Simon Dumenco: Every once in a while I'm not miserable. Not pissy. Not unhappy. I always make sure to take notes when such fleeting episodes of non-dissatisfaction occur, and then I add them to my running list of Simple Media Pleasures (SMPs). The latest batch includes the declining American Idol ratings, 30 Rock and households without the Internet.
ESPN Re-Signs 'The Sports Guy,' Adds TV (Sports Business Journal)
While looking to fill its editor-in-chief position and facing increasing competition from rival sports sites, ESPN.com has retained its most popular columnist, Bill Simmons, signing him to a multiyear contract. Simmons will continue his popular "Page 2" column on ESPN.com, continue to contribute to ESPN The Magazine, and help develop shows for ESPN Original Entertainment.

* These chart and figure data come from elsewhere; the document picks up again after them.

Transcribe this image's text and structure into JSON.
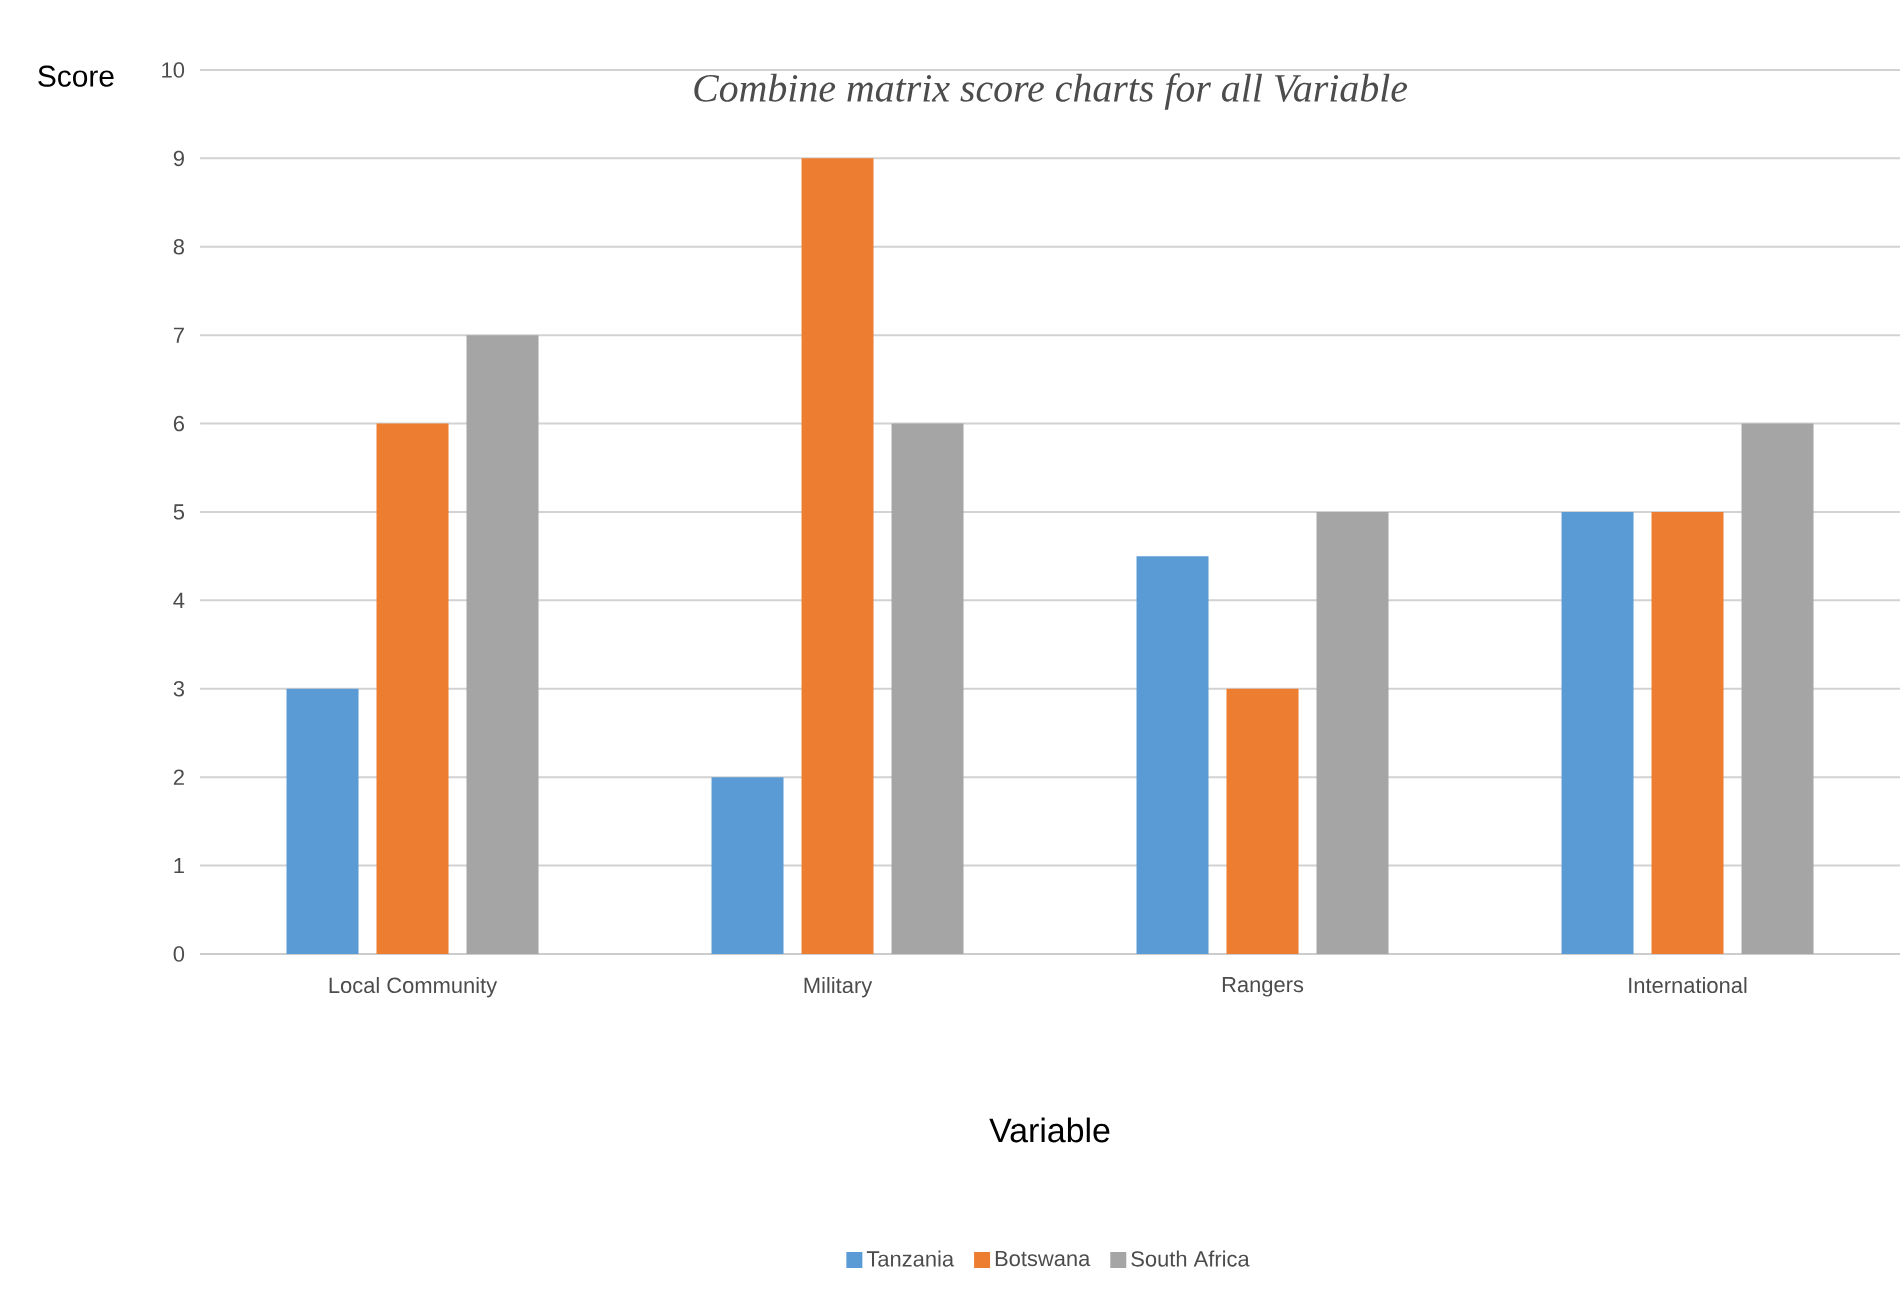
{
  "chart_data": {
    "type": "bar",
    "title": "Combine matrix score charts for all Variable",
    "xlabel": "Variable",
    "ylabel": "Score",
    "categories": [
      "Local Community",
      "Military",
      "Rangers",
      "International"
    ],
    "series": [
      {
        "name": "Tanzania",
        "color": "#5b9bd5",
        "values": [
          3,
          2,
          4.5,
          5
        ]
      },
      {
        "name": "Botswana",
        "color": "#ed7d31",
        "values": [
          6,
          9,
          3,
          5
        ]
      },
      {
        "name": "South Africa",
        "color": "#a5a5a5",
        "values": [
          7,
          6,
          5,
          6
        ]
      }
    ],
    "ylim": [
      0,
      10
    ],
    "yticks": [
      0,
      1,
      2,
      3,
      4,
      5,
      6,
      7,
      8,
      9,
      10
    ],
    "grid": "y",
    "legend": "bottom"
  }
}
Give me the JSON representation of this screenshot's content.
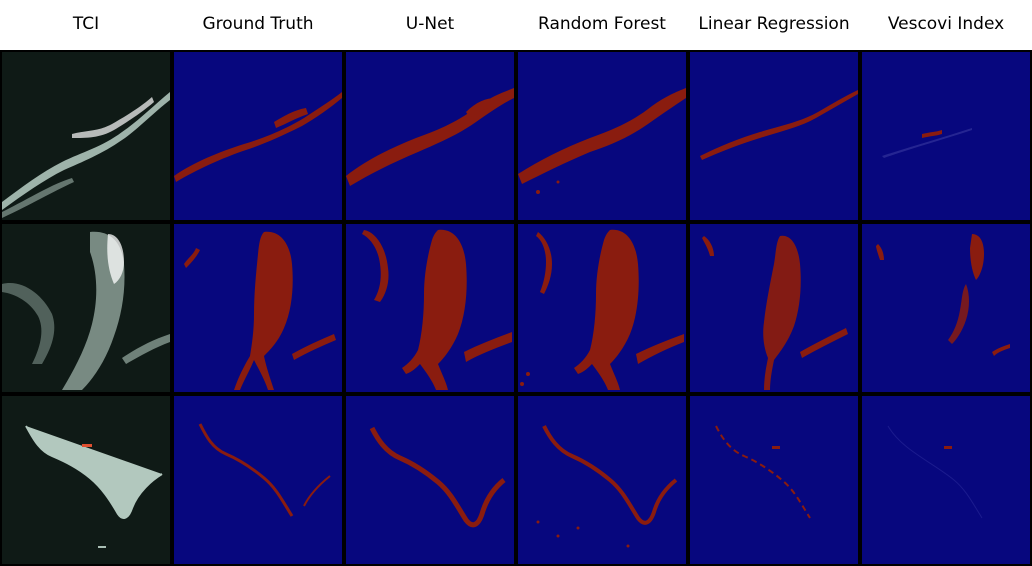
{
  "columns": [
    "TCI",
    "Ground Truth",
    "U-Net",
    "Random Forest",
    "Linear Regression",
    "Vescovi Index"
  ],
  "rows": 3,
  "colors": {
    "tci_background": "#0f1a16",
    "tci_foreground": "#cfe7dc",
    "mask_background": "#07077e",
    "mask_foreground": "#8a1c0f",
    "separator": "#000000"
  }
}
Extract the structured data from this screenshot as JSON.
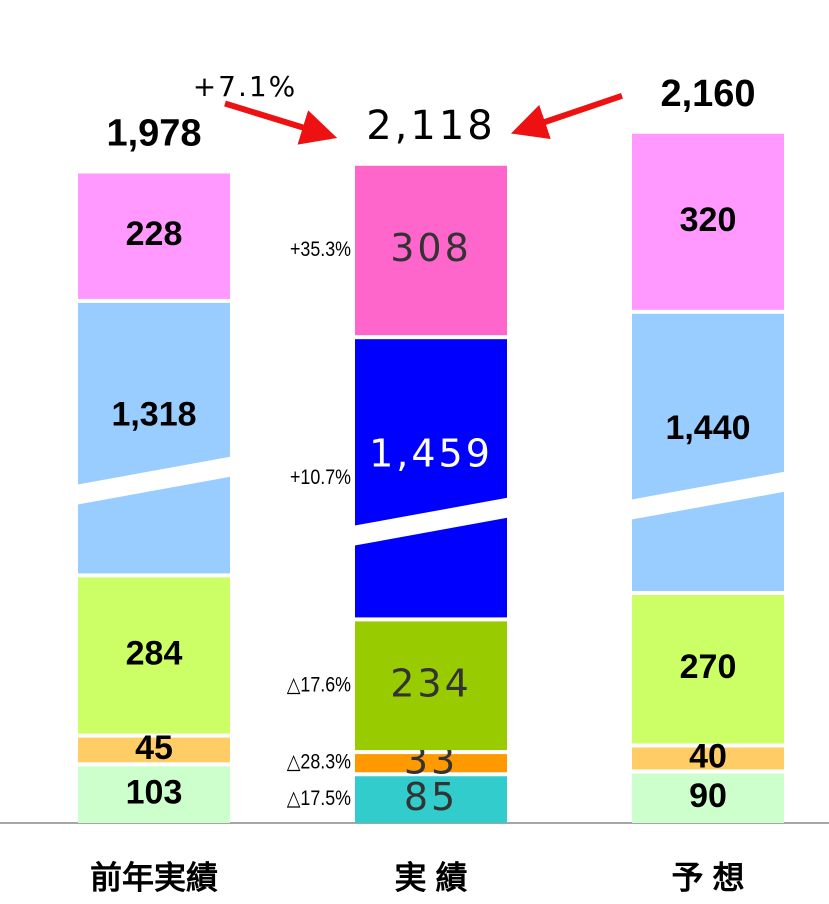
{
  "chart_data": {
    "type": "stacked_bar",
    "categories": [
      "前年実績",
      "実 績",
      "予 想"
    ],
    "series": [
      {
        "values": [
          103,
          85,
          90
        ],
        "colors": [
          "#ccffcc",
          "#33cccc",
          "#ccffcc"
        ]
      },
      {
        "values": [
          45,
          33,
          40
        ],
        "colors": [
          "#ffcc66",
          "#ff9900",
          "#ffcc66"
        ]
      },
      {
        "values": [
          284,
          234,
          270
        ],
        "colors": [
          "#ccff66",
          "#99cc00",
          "#ccff66"
        ]
      },
      {
        "values": [
          1318,
          1459,
          1440
        ],
        "value_labels": [
          "1,318",
          "1,459",
          "1,440"
        ],
        "colors": [
          "#99ccff",
          "#0000ff",
          "#99ccff"
        ],
        "broken": true
      },
      {
        "values": [
          228,
          308,
          320
        ],
        "colors": [
          "#ff99ff",
          "#ff66cc",
          "#ff99ff"
        ]
      }
    ],
    "totals": [
      1978,
      2118,
      2160
    ],
    "total_labels": [
      "1,978",
      "2,118",
      "2,160"
    ],
    "changes": [
      "△17.5%",
      "△28.3%",
      "△17.6%",
      "+10.7%",
      "+35.3%"
    ],
    "total_change": "+7.1%"
  }
}
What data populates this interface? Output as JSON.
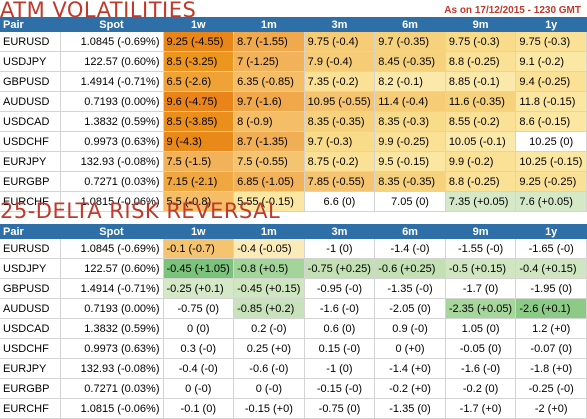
{
  "atm": {
    "title": "ATM VOLATILITIES",
    "asof": "As on 17/12/2015 - 1230 GMT",
    "headers": [
      "Pair",
      "Spot",
      "1w",
      "1m",
      "3m",
      "6m",
      "9m",
      "1y"
    ],
    "rows": [
      {
        "pair": "EURUSD",
        "spot": "1.0845 (-0.69%)",
        "cells": [
          "9.25 (-4.55)",
          "8.7 (-1.55)",
          "9.75 (-0.4)",
          "9.7 (-0.35)",
          "9.75 (-0.3)",
          "9.75 (-0.3)"
        ],
        "colors": [
          "#e8861a",
          "#f1a94d",
          "#f6cd76",
          "#f7d27d",
          "#f9dc8a",
          "#fae196"
        ]
      },
      {
        "pair": "USDJPY",
        "spot": "122.57 (0.60%)",
        "cells": [
          "8.5 (-3.25)",
          "7 (-1.25)",
          "7.9 (-0.4)",
          "8.45 (-0.35)",
          "8.8 (-0.25)",
          "9.1 (-0.2)"
        ],
        "colors": [
          "#ec961f",
          "#f2b25a",
          "#f6cd76",
          "#f7d27d",
          "#fae196",
          "#fbe8a4"
        ]
      },
      {
        "pair": "GBPUSD",
        "spot": "1.4914 (-0.71%)",
        "cells": [
          "6.5 (-2.6)",
          "6.35 (-0.85)",
          "7.35 (-0.2)",
          "8.2 (-0.1)",
          "8.85 (-0.1)",
          "9.4 (-0.25)"
        ],
        "colors": [
          "#efa236",
          "#f4bd66",
          "#fae196",
          "#fbe9ab",
          "#fbe9ab",
          "#fae196"
        ]
      },
      {
        "pair": "AUDUSD",
        "spot": "0.7193 (0.00%)",
        "cells": [
          "9.6 (-4.75)",
          "9.7 (-1.6)",
          "10.95 (-0.55)",
          "11.4 (-0.4)",
          "11.6 (-0.35)",
          "11.8 (-0.15)"
        ],
        "colors": [
          "#e8841a",
          "#f1a84b",
          "#f5c470",
          "#f6cd76",
          "#f7d27d",
          "#fbe6a2"
        ]
      },
      {
        "pair": "USDCAD",
        "spot": "1.3832 (0.59%)",
        "cells": [
          "8.5 (-3.85)",
          "8 (-0.9)",
          "8.35 (-0.35)",
          "8.35 (-0.3)",
          "8.55 (-0.2)",
          "8.6 (-0.15)"
        ],
        "colors": [
          "#ea8f1c",
          "#f4bd66",
          "#f7d27d",
          "#f9dc8a",
          "#fae196",
          "#fbe6a2"
        ]
      },
      {
        "pair": "USDCHF",
        "spot": "0.9973 (0.63%)",
        "cells": [
          "9 (-4.3)",
          "8.7 (-1.35)",
          "9.7 (-0.3)",
          "9.9 (-0.25)",
          "10.05 (-0.1)",
          "10.25 (0)"
        ],
        "colors": [
          "#e9891a",
          "#f1ae55",
          "#f9dc8a",
          "#fae196",
          "#fbe9ab",
          "#ffffff"
        ]
      },
      {
        "pair": "EURJPY",
        "spot": "132.93 (-0.08%)",
        "cells": [
          "7.5 (-1.5)",
          "7.5 (-0.55)",
          "8.75 (-0.2)",
          "9.5 (-0.15)",
          "9.9 (-0.2)",
          "10.25 (-0.15)"
        ],
        "colors": [
          "#f2b25a",
          "#f5c470",
          "#fae196",
          "#fbe6a2",
          "#fae196",
          "#fbe6a2"
        ]
      },
      {
        "pair": "EURGBP",
        "spot": "0.7271 (0.03%)",
        "cells": [
          "7.15 (-2.1)",
          "6.85 (-1.05)",
          "7.85 (-0.55)",
          "8.35 (-0.35)",
          "8.8 (-0.25)",
          "9.25 (-0.25)"
        ],
        "colors": [
          "#f0a740",
          "#f2b25a",
          "#f5c470",
          "#f7d27d",
          "#fae196",
          "#fae196"
        ]
      },
      {
        "pair": "EURCHF",
        "spot": "1.0815 (-0.06%)",
        "cells": [
          "5.5 (-0.8)",
          "5.55 (-0.15)",
          "6.6 (0)",
          "7.05 (0)",
          "7.35 (+0.05)",
          "7.6 (+0.05)"
        ],
        "colors": [
          "#f4bd66",
          "#fbe6a2",
          "#ffffff",
          "#ffffff",
          "#d5e8c7",
          "#d5e8c7"
        ]
      }
    ]
  },
  "rr": {
    "title": "25-DELTA RISK REVERSAL",
    "headers": [
      "Pair",
      "Spot",
      "1w",
      "1m",
      "3m",
      "6m",
      "9m",
      "1y"
    ],
    "rows": [
      {
        "pair": "EURUSD",
        "spot": "1.0845 (-0.69%)",
        "cells": [
          "-0.1 (-0.7)",
          "-0.4 (-0.05)",
          "-1 (0)",
          "-1.4 (-0)",
          "-1.55 (-0)",
          "-1.65 (-0)"
        ],
        "colors": [
          "#f5c470",
          "#fbebb9",
          "#ffffff",
          "#ffffff",
          "#ffffff",
          "#ffffff"
        ]
      },
      {
        "pair": "USDJPY",
        "spot": "122.57 (0.60%)",
        "cells": [
          "-0.45 (+1.05)",
          "-0.8 (+0.5)",
          "-0.75 (+0.25)",
          "-0.6 (+0.25)",
          "-0.5 (+0.15)",
          "-0.4 (+0.15)"
        ],
        "colors": [
          "#7bc27a",
          "#a3d49a",
          "#c2e0b4",
          "#c2e0b4",
          "#cfe6c1",
          "#cfe6c1"
        ]
      },
      {
        "pair": "GBPUSD",
        "spot": "1.4914 (-0.71%)",
        "cells": [
          "-0.25 (+0.1)",
          "-0.45 (+0.15)",
          "-0.95 (-0)",
          "-1.35 (-0)",
          "-1.7 (0)",
          "-1.95 (0)"
        ],
        "colors": [
          "#d5e8c7",
          "#cfe6c1",
          "#ffffff",
          "#ffffff",
          "#ffffff",
          "#ffffff"
        ]
      },
      {
        "pair": "AUDUSD",
        "spot": "0.7193 (0.00%)",
        "cells": [
          "-0.75 (0)",
          "-0.85 (+0.2)",
          "-1.6 (-0)",
          "-2.05 (0)",
          "-2.35 (+0.05)",
          "-2.6 (+0.1)"
        ],
        "colors": [
          "#ffffff",
          "#c8e3bb",
          "#ffffff",
          "#ffffff",
          "#a6d69c",
          "#8ccb86"
        ]
      },
      {
        "pair": "USDCAD",
        "spot": "1.3832 (0.59%)",
        "cells": [
          "0 (0)",
          "0.2 (-0)",
          "0.6 (0)",
          "0.9 (-0)",
          "1.05 (0)",
          "1.2 (+0)"
        ],
        "colors": [
          "#ffffff",
          "#ffffff",
          "#ffffff",
          "#ffffff",
          "#ffffff",
          "#ffffff"
        ]
      },
      {
        "pair": "USDCHF",
        "spot": "0.9973 (0.63%)",
        "cells": [
          "0.3 (-0)",
          "0.25 (+0)",
          "0.15 (-0)",
          "0 (+0)",
          "-0.05 (0)",
          "-0.07 (0)"
        ],
        "colors": [
          "#ffffff",
          "#ffffff",
          "#ffffff",
          "#ffffff",
          "#ffffff",
          "#ffffff"
        ]
      },
      {
        "pair": "EURJPY",
        "spot": "132.93 (-0.08%)",
        "cells": [
          "-0.4 (-0)",
          "-0.6 (-0)",
          "-1 (0)",
          "-1.4 (+0)",
          "-1.6 (-0)",
          "-1.8 (+0)"
        ],
        "colors": [
          "#ffffff",
          "#ffffff",
          "#ffffff",
          "#ffffff",
          "#ffffff",
          "#ffffff"
        ]
      },
      {
        "pair": "EURGBP",
        "spot": "0.7271 (0.03%)",
        "cells": [
          "0 (-0)",
          "0 (-0)",
          "-0.15 (-0)",
          "-0.2 (+0)",
          "-0.2 (0)",
          "-0.25 (-0)"
        ],
        "colors": [
          "#ffffff",
          "#ffffff",
          "#ffffff",
          "#ffffff",
          "#ffffff",
          "#ffffff"
        ]
      },
      {
        "pair": "EURCHF",
        "spot": "1.0815 (-0.06%)",
        "cells": [
          "-0.1 (0)",
          "-0.15 (+0)",
          "-0.75 (0)",
          "-1.35 (0)",
          "-1.7 (+0)",
          "-2 (+0)"
        ],
        "colors": [
          "#ffffff",
          "#ffffff",
          "#ffffff",
          "#ffffff",
          "#ffffff",
          "#ffffff"
        ]
      }
    ]
  },
  "chart_data": [
    {
      "type": "table",
      "title": "ATM VOLATILITIES",
      "subtitle": "As on 17/12/2015 - 1230 GMT",
      "columns": [
        "Pair",
        "Spot",
        "1w",
        "1m",
        "3m",
        "6m",
        "9m",
        "1y"
      ],
      "rows": [
        [
          "EURUSD",
          "1.0845 (-0.69%)",
          "9.25 (-4.55)",
          "8.7 (-1.55)",
          "9.75 (-0.4)",
          "9.7 (-0.35)",
          "9.75 (-0.3)",
          "9.75 (-0.3)"
        ],
        [
          "USDJPY",
          "122.57 (0.60%)",
          "8.5 (-3.25)",
          "7 (-1.25)",
          "7.9 (-0.4)",
          "8.45 (-0.35)",
          "8.8 (-0.25)",
          "9.1 (-0.2)"
        ],
        [
          "GBPUSD",
          "1.4914 (-0.71%)",
          "6.5 (-2.6)",
          "6.35 (-0.85)",
          "7.35 (-0.2)",
          "8.2 (-0.1)",
          "8.85 (-0.1)",
          "9.4 (-0.25)"
        ],
        [
          "AUDUSD",
          "0.7193 (0.00%)",
          "9.6 (-4.75)",
          "9.7 (-1.6)",
          "10.95 (-0.55)",
          "11.4 (-0.4)",
          "11.6 (-0.35)",
          "11.8 (-0.15)"
        ],
        [
          "USDCAD",
          "1.3832 (0.59%)",
          "8.5 (-3.85)",
          "8 (-0.9)",
          "8.35 (-0.35)",
          "8.35 (-0.3)",
          "8.55 (-0.2)",
          "8.6 (-0.15)"
        ],
        [
          "USDCHF",
          "0.9973 (0.63%)",
          "9 (-4.3)",
          "8.7 (-1.35)",
          "9.7 (-0.3)",
          "9.9 (-0.25)",
          "10.05 (-0.1)",
          "10.25 (0)"
        ],
        [
          "EURJPY",
          "132.93 (-0.08%)",
          "7.5 (-1.5)",
          "7.5 (-0.55)",
          "8.75 (-0.2)",
          "9.5 (-0.15)",
          "9.9 (-0.2)",
          "10.25 (-0.15)"
        ],
        [
          "EURGBP",
          "0.7271 (0.03%)",
          "7.15 (-2.1)",
          "6.85 (-1.05)",
          "7.85 (-0.55)",
          "8.35 (-0.35)",
          "8.8 (-0.25)",
          "9.25 (-0.25)"
        ],
        [
          "EURCHF",
          "1.0815 (-0.06%)",
          "5.5 (-0.8)",
          "5.55 (-0.15)",
          "6.6 (0)",
          "7.05 (0)",
          "7.35 (+0.05)",
          "7.6 (+0.05)"
        ]
      ]
    },
    {
      "type": "table",
      "title": "25-DELTA RISK REVERSAL",
      "columns": [
        "Pair",
        "Spot",
        "1w",
        "1m",
        "3m",
        "6m",
        "9m",
        "1y"
      ],
      "rows": [
        [
          "EURUSD",
          "1.0845 (-0.69%)",
          "-0.1 (-0.7)",
          "-0.4 (-0.05)",
          "-1 (0)",
          "-1.4 (-0)",
          "-1.55 (-0)",
          "-1.65 (-0)"
        ],
        [
          "USDJPY",
          "122.57 (0.60%)",
          "-0.45 (+1.05)",
          "-0.8 (+0.5)",
          "-0.75 (+0.25)",
          "-0.6 (+0.25)",
          "-0.5 (+0.15)",
          "-0.4 (+0.15)"
        ],
        [
          "GBPUSD",
          "1.4914 (-0.71%)",
          "-0.25 (+0.1)",
          "-0.45 (+0.15)",
          "-0.95 (-0)",
          "-1.35 (-0)",
          "-1.7 (0)",
          "-1.95 (0)"
        ],
        [
          "AUDUSD",
          "0.7193 (0.00%)",
          "-0.75 (0)",
          "-0.85 (+0.2)",
          "-1.6 (-0)",
          "-2.05 (0)",
          "-2.35 (+0.05)",
          "-2.6 (+0.1)"
        ],
        [
          "USDCAD",
          "1.3832 (0.59%)",
          "0 (0)",
          "0.2 (-0)",
          "0.6 (0)",
          "0.9 (-0)",
          "1.05 (0)",
          "1.2 (+0)"
        ],
        [
          "USDCHF",
          "0.9973 (0.63%)",
          "0.3 (-0)",
          "0.25 (+0)",
          "0.15 (-0)",
          "0 (+0)",
          "-0.05 (0)",
          "-0.07 (0)"
        ],
        [
          "EURJPY",
          "132.93 (-0.08%)",
          "-0.4 (-0)",
          "-0.6 (-0)",
          "-1 (0)",
          "-1.4 (+0)",
          "-1.6 (-0)",
          "-1.8 (+0)"
        ],
        [
          "EURGBP",
          "0.7271 (0.03%)",
          "0 (-0)",
          "0 (-0)",
          "-0.15 (-0)",
          "-0.2 (+0)",
          "-0.2 (0)",
          "-0.25 (-0)"
        ],
        [
          "EURCHF",
          "1.0815 (-0.06%)",
          "-0.1 (0)",
          "-0.15 (+0)",
          "-0.75 (0)",
          "-1.35 (0)",
          "-1.7 (+0)",
          "-2 (+0)"
        ]
      ]
    }
  ]
}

How Fox News Pits Democrats Against Their Own Party (Salon)
Alex Koppelman: Fox has a stable of regular commentators who pop up frequently as representatives of the Democratic viewpoint. Though they say they are trying to reach out and sway potential voters, they often seem to be used to further a conservative political agenda, fulfilling one of several roles that ultimately just helps the network's right-of-center hosts make their arguments against liberals.
Invasion of the Frat Boy Ads (Slate)
Seth Stevenson: For some time now, Crispin Porter & Bogusky has been the hottest ad agency in the country. And I sort of hate it. It's not personal. Every Crispin employee I've ever spoken with has been friendly and likable. And it has nothing to do with how effective Cripin's ads are as sales tools. The jury's still out on that. No, my distaste is purely aesthetic. Crispin ads annoy me. And I'm not alone.